Bien.
Deafheaven est un groupe de black metal formé en 2010 à San Francisco par George Clarke et Kerry McCoy, respectivement chanteur et guitariste.
Sauf qu’en fait non.
Enfin, pas tout à fait.
De black metal, certes, mais on n’est pas dans un délire de gens penturlurés en zombies et léchant du sang de porc sur scène avec moult effets pyrotechniques. Deafheaven sont tout autres, ils mélangent la base du black metal, à savoir un chant venant des amygdales et une batterie neurasthénique qui tape tout ce qu’elle peut, avec des éléments de post-rock et de shoegaze, donc des guitares aériennes, pleines d’effets, et des riffs mélodieux, épiques, mélancoliques et puissants. Autant dire que nous sommes face à un mélange instable. Aussi instable que le statut d’intermittent.
Alors c’est clair que c’est pas un album pour les puristes du black metal, on en est très loin. Très très loin. Mais ou cet album deviant très intéressant, c’est qu’il dégage une force et une intensité que les groupes de black metal plus traditionnel ne peuvent qu’espérer attendre : cet album est beau. Et dramatique. Et ambitieux. L’alchimie instable dont je parlais a vraiment un aspect aussi percutant qu’un camion en pleine autoroute conduit par un routier unijambiste. C’est déflagration sur déflagration dans des morceaux comme Sunbather ou le premier morceau de l’album, Dream House, qui dégage une émotion vraiment puissante. Sans être sirupeuse.
L’album est structuré entre morceaux épiques de plus de 10 minutes environ, et autre morceaux plus courts, avec une approche plus ambiante, moins agressive, comme sur Irresistible, qui est un petit motif à la guitare qui fait retomber la pression de Dream house, qui le précède. Sunbather se prend donc d’une traite et on en prend de tous les côtés, à un moment c’est ultra agressif, et à un moment c’est tellement épique et beau qu’on bloque.
Par exemple, le morceau Please Remember, probablement un de mes morceaux favoris, commence par une nappe presque synthétique fait par les nombreux effets sur la guitare de Kerry McCoy, alors qu’une voix déclame un texte. La voix de Stéphane Paut, du groupe de black français Alcest, lisant un extrait de L’insoutenable Légèreté de l’Être, de Kundera. Je doute que beaucoup d’artistes iraient prendre des extraits de romans pour illustrer un morceau. Puis un bruit de foreuse surgit et finit par tout envahir, avec un son quasiment insoutenable. Puis tout s’évanouit alors qu’un riff de guitare acoustique se relève de ce soudain accès de bruit. Comme si l’harmonie, le bruit et l’atmosphère se seraient répondus le temps d’un morceau.

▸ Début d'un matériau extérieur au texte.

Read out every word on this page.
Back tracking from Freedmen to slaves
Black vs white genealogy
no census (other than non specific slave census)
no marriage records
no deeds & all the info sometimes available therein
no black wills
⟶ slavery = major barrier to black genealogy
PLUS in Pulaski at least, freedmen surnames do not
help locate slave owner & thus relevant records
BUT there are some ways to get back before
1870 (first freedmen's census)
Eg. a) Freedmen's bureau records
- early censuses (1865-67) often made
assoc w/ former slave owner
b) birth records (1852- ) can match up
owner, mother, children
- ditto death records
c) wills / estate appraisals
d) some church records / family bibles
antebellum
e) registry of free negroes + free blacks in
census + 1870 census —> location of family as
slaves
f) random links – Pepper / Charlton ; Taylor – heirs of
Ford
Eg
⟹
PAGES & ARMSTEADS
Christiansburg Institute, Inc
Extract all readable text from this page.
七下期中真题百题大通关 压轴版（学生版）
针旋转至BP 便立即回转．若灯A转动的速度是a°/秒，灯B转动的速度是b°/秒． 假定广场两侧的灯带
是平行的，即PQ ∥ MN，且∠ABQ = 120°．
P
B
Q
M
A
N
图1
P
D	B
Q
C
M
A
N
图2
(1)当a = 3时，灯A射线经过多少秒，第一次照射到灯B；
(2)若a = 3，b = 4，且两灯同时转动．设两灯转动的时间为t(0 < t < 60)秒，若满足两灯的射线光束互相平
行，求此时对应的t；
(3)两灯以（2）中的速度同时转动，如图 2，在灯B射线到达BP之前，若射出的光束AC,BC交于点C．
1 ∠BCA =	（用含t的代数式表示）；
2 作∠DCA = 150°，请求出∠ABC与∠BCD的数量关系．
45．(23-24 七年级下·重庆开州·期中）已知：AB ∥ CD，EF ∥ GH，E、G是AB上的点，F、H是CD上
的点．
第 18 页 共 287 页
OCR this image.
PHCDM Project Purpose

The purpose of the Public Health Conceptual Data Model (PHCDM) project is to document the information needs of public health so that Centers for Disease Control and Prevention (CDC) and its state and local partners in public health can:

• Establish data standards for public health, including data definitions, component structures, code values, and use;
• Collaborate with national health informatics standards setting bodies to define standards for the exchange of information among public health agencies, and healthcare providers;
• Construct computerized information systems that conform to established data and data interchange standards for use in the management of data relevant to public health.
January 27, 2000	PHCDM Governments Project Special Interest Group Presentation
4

Mais c’est finalement dans l’ensemble que cet album est réussi. L’enchaînement des morceaux, les oscillations de dynamique entre explosions metalliques ultra-violentes et moments de calme dramatique, font qu’on ne sort pas indemne de l’écoute de Sunbather. Ce n’est pas pour tout le monde, c’est clair, mais ça reste un album tellement intense qu’il faut le coup de s’y pencher. Deafheaven ont créé un album qui pourrait finalement servir de porte d’entrée vers le monde merveilleux du metal extrême, et ce en y apportant une touche d’épique et de dramatique.
Sunbather est un foutu météore et Deafheaven ont appliqué à la perfection leur mélange étrange en lui donnant toute sa légitimité. C’est un album fort, complexe, puissant et presque émouvant. C’est pas du TRVE KVLT BLACK METAL \m/, mais en tout cas, c’est un superbe album. Et au bout d’un moment, c’est ça qu’on veut.